2.Fer’i Müdahil SGK Vekilinin Temyiz Sebepleri
Fer’i müdahil SGK vekili; istinaf sebepleri doğrultusunda hükmün temyizen bozulmasını istemiştir.
C.Gerekçe
1.Uyuşmazlık ve Hukuki Nitelendirme
Uyuşmazlık, davacının, davalı yanında hizmet akdine dayalı olarak Eylül 1997 – Temmuz 2017 tarihleri arasında Kuruma bildirilmeyen çalışmalarının tespitine ilişkindir.
2.İlgili Hukuk
6100 sayılı Hukuk Muhakemeleri Kanunu’nun (6100 sayılı Kanun) 369 uncu maddesinin birinci fıkrası ile 370 ve 371 inci maddeleri, 506 sayılı Kanun’un 79/10 uncu ve 5510 sayılı Kanun’un 86/9 uncu maddeleri.
3.Değerlendirme
1.Bölge Adliye Mahkemelerinin nihai kararlarının bozulması 6100 sayılı Kanun’un 371 inci maddesinde yer alan sebeplerden birinin varlığı hâlinde mümkündür.

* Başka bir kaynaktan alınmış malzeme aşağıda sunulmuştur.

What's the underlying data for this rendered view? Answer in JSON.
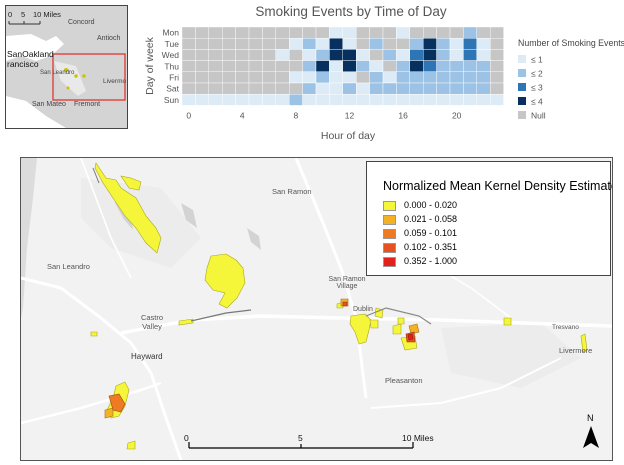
{
  "inset": {
    "scale_ticks": [
      "0",
      "5",
      "10 Miles"
    ],
    "places": [
      "Concord",
      "Antioch",
      "SanOakland",
      "rancisco",
      "San Leandro",
      "Livermo",
      "San Mateo",
      "Fremont"
    ],
    "colors": {
      "water": "#ffffff",
      "land": "#d4d4d4",
      "extent": "#e3342f"
    }
  },
  "chart_data": {
    "type": "heatmap",
    "title": "Smoking Events by Time of Day",
    "xlabel": "Hour of day",
    "ylabel": "Day of week",
    "rows": [
      "Mon",
      "Tue",
      "Wed",
      "Thu",
      "Fri",
      "Sat",
      "Sun"
    ],
    "x_ticks": [
      0,
      4,
      8,
      12,
      16,
      20
    ],
    "hours": [
      0,
      1,
      2,
      3,
      4,
      5,
      6,
      7,
      8,
      9,
      10,
      11,
      12,
      13,
      14,
      15,
      16,
      17,
      18,
      19,
      20,
      21,
      22,
      23
    ],
    "legend_title": "Number of Smoking Events",
    "legend": [
      {
        "label": "≤ 1",
        "color": "#ddebf7"
      },
      {
        "label": "≤ 2",
        "color": "#9cc3e5"
      },
      {
        "label": "≤ 3",
        "color": "#2e75b6"
      },
      {
        "label": "≤ 4",
        "color": "#08305e"
      },
      {
        "label": "Null",
        "color": "#c6c6c6"
      }
    ],
    "values": [
      [
        -1,
        -1,
        -1,
        -1,
        -1,
        -1,
        -1,
        -1,
        -1,
        -1,
        -1,
        1,
        1,
        -1,
        -1,
        -1,
        1,
        -1,
        -1,
        -1,
        -1,
        2,
        -1,
        -1
      ],
      [
        -1,
        -1,
        -1,
        -1,
        -1,
        -1,
        -1,
        -1,
        1,
        2,
        1,
        4,
        1,
        -1,
        2,
        -1,
        -1,
        2,
        4,
        2,
        1,
        3,
        1,
        -1
      ],
      [
        -1,
        -1,
        -1,
        -1,
        -1,
        -1,
        -1,
        1,
        -1,
        1,
        2,
        4,
        4,
        1,
        -1,
        2,
        1,
        3,
        4,
        2,
        1,
        3,
        1,
        -1
      ],
      [
        -1,
        -1,
        -1,
        -1,
        -1,
        -1,
        -1,
        -1,
        -1,
        2,
        4,
        1,
        4,
        2,
        1,
        -1,
        2,
        4,
        3,
        2,
        2,
        2,
        2,
        -1
      ],
      [
        -1,
        -1,
        -1,
        -1,
        -1,
        -1,
        -1,
        -1,
        1,
        1,
        2,
        1,
        1,
        -1,
        2,
        1,
        2,
        2,
        2,
        2,
        2,
        2,
        2,
        -1
      ],
      [
        -1,
        -1,
        -1,
        -1,
        -1,
        -1,
        -1,
        -1,
        -1,
        2,
        1,
        1,
        2,
        1,
        2,
        2,
        2,
        2,
        2,
        2,
        2,
        2,
        2,
        -1
      ],
      [
        1,
        1,
        1,
        1,
        1,
        1,
        1,
        1,
        2,
        1,
        1,
        1,
        1,
        1,
        1,
        1,
        1,
        1,
        1,
        1,
        1,
        1,
        1,
        1
      ]
    ],
    "null_value": -1
  },
  "map": {
    "legend_title": "Normalized Mean Kernel Density Estimate",
    "classes": [
      {
        "label": "0.000 - 0.020",
        "color": "#f5f53a"
      },
      {
        "label": "0.021 - 0.058",
        "color": "#f3b226"
      },
      {
        "label": "0.059 - 0.101",
        "color": "#ee7a21"
      },
      {
        "label": "0.102 - 0.351",
        "color": "#e5511f"
      },
      {
        "label": "0.352 - 1.000",
        "color": "#e3201c"
      }
    ],
    "places": [
      "San Ramon",
      "San Leandro",
      "San Ramon Village",
      "Dublin",
      "Castro Valley",
      "Hayward",
      "Pleasanton",
      "Tresvano",
      "Livermore"
    ],
    "scale_ticks": [
      "0",
      "5",
      "10 Miles"
    ],
    "north_label": "N"
  }
}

2.Temyizen incelenen karar, tarafların karşılıklı iddia ve savunmalarına, dayandıkları belgelere, uyuşmazlığa uygulanması gereken hukuk kuralları ile hukuki ilişkinin nitelendirilmesine, dava şartlarına, yargılama ve ispat kuralları ile kararda belirtilen gerekçelere göre usul ve kanuna uygun olup, dosyada yer alan tüm bilgi ve belgelerin incelenmesinde, davalı vekili ve fer’i müdahil SGK vekili tarafından temyiz dilekçelerinde ileri sürülen nedenler kararın bozulmasını gerektirecek nitelikte görülmemiştir.
VI. KARAR
Açıklanan sebeplerle;
Temyiz olunan Bölge Adliye Mahkemesi kararının 6100 sayılı Kanun’un 370 inci maddesinin birinci fıkrası uyarınca ONANMASINA,
Aşağıda yazılı temyiz giderinin temyiz edene yükletilmesine,
Dosyanın İlk Derece Mahkemesine, kararın bir örneğinin Bölge Adliye Mahkemesine gönderilmesine,
03.10.2023 tarihinde oy birliğiyle karar verildi.